Mrs. Dalloway
Mrs. Dalloway
Book for:
June 2023 Group 4
March 2018 Group 1
On a perfect June morning, Clarissa Dalloway – fashionable, worldly, wealthy, an accomplished hostess – sets off to buy flowers for the party she will host that evening. She is preoccupied with thoughts of the present and memories of the past, and from her interior monologue emerge the people who have touched her life. On the same day, Septimus Warren Smith, a shell-shocked survivor of the Great War, commits suicide, and casual mention of his death at the party provokes in Clarissa thoughts of her own isolation and loneliness.

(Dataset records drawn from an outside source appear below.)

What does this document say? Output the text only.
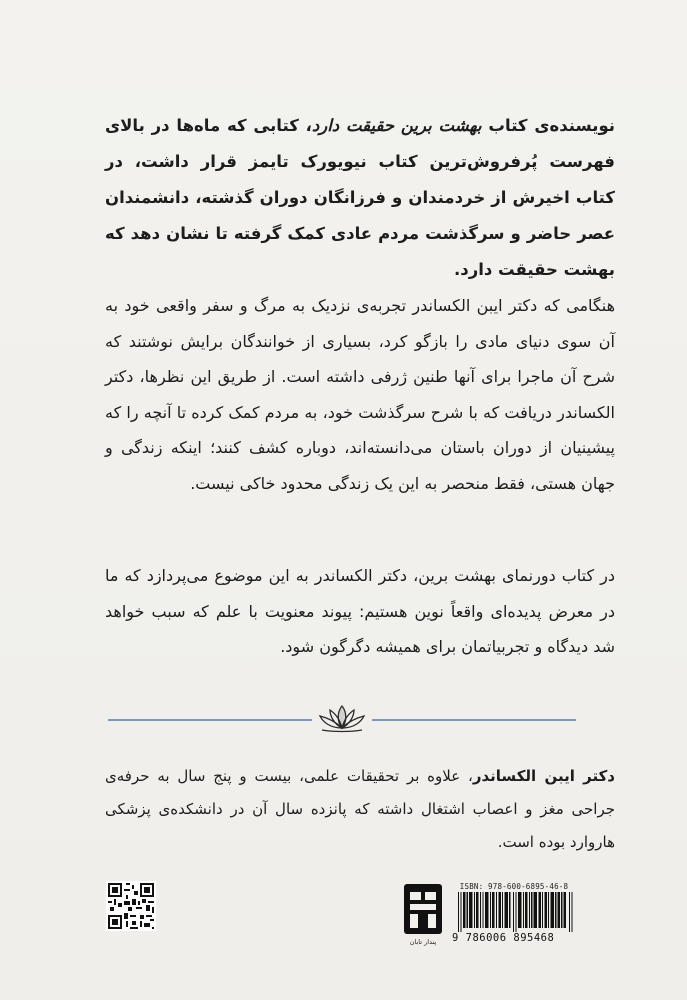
نویسنده‌ی کتاب بهشت برین حقیقت دارد، کتابی که ماه‌ها در بالای فهرست پُرفروش‌ترین کتاب نیویورک تایمز قرار داشت، در کتاب اخیرش از خردمندان و فرزانگان دوران گذشته، دانشمندان عصر حاضر و سرگذشت مردم عادی کمک گرفته تا نشان دهد که بهشت حقیقت دارد.
هنگامی که دکتر ایبن الکساندر تجربه‌ی نزدیک به مرگ و سفر واقعی خود به آن سوی دنیای مادی را بازگو کرد، بسیاری از خوانندگان برایش نوشتند که شرح آن ماجرا برای آنها طنین ژرفی داشته است. از طریق این نظرها، دکتر الکساندر دریافت که با شرح سرگذشت خود، به مردم کمک کرده تا آنچه را که پیشینیان از دوران باستان می‌دانسته‌اند، دوباره کشف کنند؛ اینکه زندگی و جهان هستی، فقط منحصر به این یک زندگی محدود خاکی نیست.
در کتاب دورنمای بهشت برین، دکتر الکساندر به این موضوع می‌پردازد که ما در معرض پدیده‌ای واقعاً نوین هستیم: پیوند معنویت با علم که سبب خواهد شد دیدگاه و تجربیاتمان برای همیشه دگرگون شود.
دکتر ایبن الکساندر، علاوه بر تحقیقات علمی، بیست و پنج سال به حرفه‌ی جراحی مغز و اعصاب اشتغال داشته که پانزده سال آن در دانشکده‌ی پزشکی هاروارد بوده است.
پندار تابان
ISBN: 978-600-6895-46-8
9 786006 895468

Bold and experimental, Virginia Woolf's Mrs Dalloway is a landmark in twentieth-century fiction and a book that gets better and better with every reading.
About the Author
Virginia Woolf
Adeline Virginia Woolf (1882 – 1941) was an English writer who is considered one of the foremost modernists of the twentieth century, and a pioneer in the use of stream of consciousness as a narrative device. Born in an affluent household in Kensington, London, she attended the King's College London and was acquainted with the early reformers of women's higher education. Woolf began writing professionally in 1900.

During the interwar period, Woolf was a significant figure in London literary society and a central figure in the influential Bloomsbury Group of intellectuals. She published her first novel The Voyage Out in 1915, through the Hogarth Press, a publishing house that she established with her husband, Leonard Woolf. Her best-known works include the novels Mrs Dalloway (1925), To the Lighthouse (1927) and Orlando (1928), and the book-length essay "A Room of One's Own" (1929).